Healthcare injuries: back injuries from patient handling, needlesticks, infection exposure. HCA Healthcare and similar systems have robust return-to-work programs. Report needlesticks immediately because exposure testing has strict timelines.
Office injuries: repetitive strain (carpal tunnel), back problems from chair setup, slips. Often underreported because people assume they don’t count. They do. Ergonomic evaluation and treatment are covered.
Mistakes that hurt claims
- Waiting to report. Same-day or next-day reporting is the gold standard.
- Downplaying the injury to the doctor. Medical records are the core of the claim. If you say “it’s not that bad” and the doctor writes that down, the carrier uses it.
- Returning to work too early. Re-injuries get classified as new ones with new waiting periods, or denied entirely.
- Not following medical advice. Missing appointments or refusing prescribed treatment gives the carrier reason to deny continuing benefits.
- Posting recovery activities on social media. Insurance investigators check. Photos of you carrying coolers while claiming a back injury lead to fraud accusations.
- Accepting a quick settlement, especially for injuries that might have long-term effects.
After a work injury, in order
- Report to your supervisor in writing (text or email is fine, keep a copy).
- Go to the ER or urgent care, or call 911 if serious.
- Tell every medical provider the injury is work-related.
- Fill out the employer’s incident report.
- File your own state workers’ comp claim form the same week.
- Save every receipt, prescription, and medical note.
- If denied, consult a workers’ comp attorney within the appeal window.
When workers’ comp alone isn’t enough
Serious or permanent injuries sometimes need multiple sources of benefits:
- SSDI (Social Security Disability Insurance) if the injury prevents you from working for at least a year.

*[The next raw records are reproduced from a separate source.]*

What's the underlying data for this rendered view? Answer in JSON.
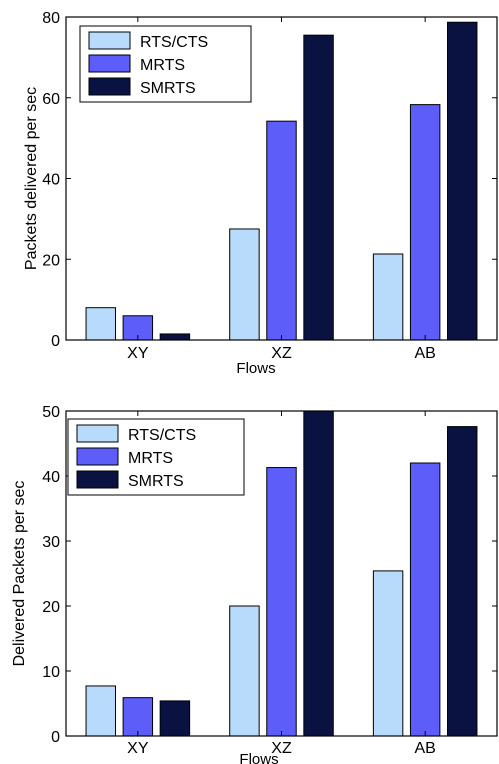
{
  "colors": {
    "RTS/CTS": "#b9dbfb",
    "MRTS": "#5d5df9",
    "SMRTS": "#0a1242",
    "axis": "#000000",
    "background": "#ffffff"
  },
  "chart_data": [
    {
      "type": "bar",
      "title": "",
      "xlabel": "Flows",
      "ylabel": "Packets delivered per sec",
      "categories": [
        "XY",
        "XZ",
        "AB"
      ],
      "ylim": [
        0,
        80
      ],
      "yticks": [
        0,
        20,
        40,
        60,
        80
      ],
      "grid": false,
      "legend_position": "top-left",
      "series": [
        {
          "name": "RTS/CTS",
          "values": [
            8,
            27.5,
            21.3
          ]
        },
        {
          "name": "MRTS",
          "values": [
            6,
            54.2,
            58.3
          ]
        },
        {
          "name": "SMRTS",
          "values": [
            1.5,
            75.5,
            78.7
          ]
        }
      ]
    },
    {
      "type": "bar",
      "title": "",
      "xlabel": "Flows",
      "ylabel": "Delivered Packets per sec",
      "categories": [
        "XY",
        "XZ",
        "AB"
      ],
      "ylim": [
        0,
        50
      ],
      "yticks": [
        0,
        10,
        20,
        30,
        40,
        50
      ],
      "grid": false,
      "legend_position": "top-left",
      "series": [
        {
          "name": "RTS/CTS",
          "values": [
            7.7,
            20,
            25.4
          ]
        },
        {
          "name": "MRTS",
          "values": [
            5.9,
            41.3,
            42
          ]
        },
        {
          "name": "SMRTS",
          "values": [
            5.4,
            50,
            47.6
          ]
        }
      ]
    }
  ]
}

- Short-term and long-term disability insurance through your employer.
- VA disability if the injury connects to prior military service.
- State temporary disability in CA, NY, NJ, RI, HI (separate from workers’ comp and covers non-work injuries).
Workers’ comp and SSDI can overlap with an “offset” that reduces SSDI when both pay out. Still worth claiming both. The combined benefit is usually higher than either alone.
The framing
Workers’ comp isn’t a lawsuit. It’s insurance. You don’t have to prove your employer did anything wrong. You have to prove the injury happened at work and treat it seriously from day one. The state system is slow and sometimes frustrating. It works if you document everything and hit your deadlines.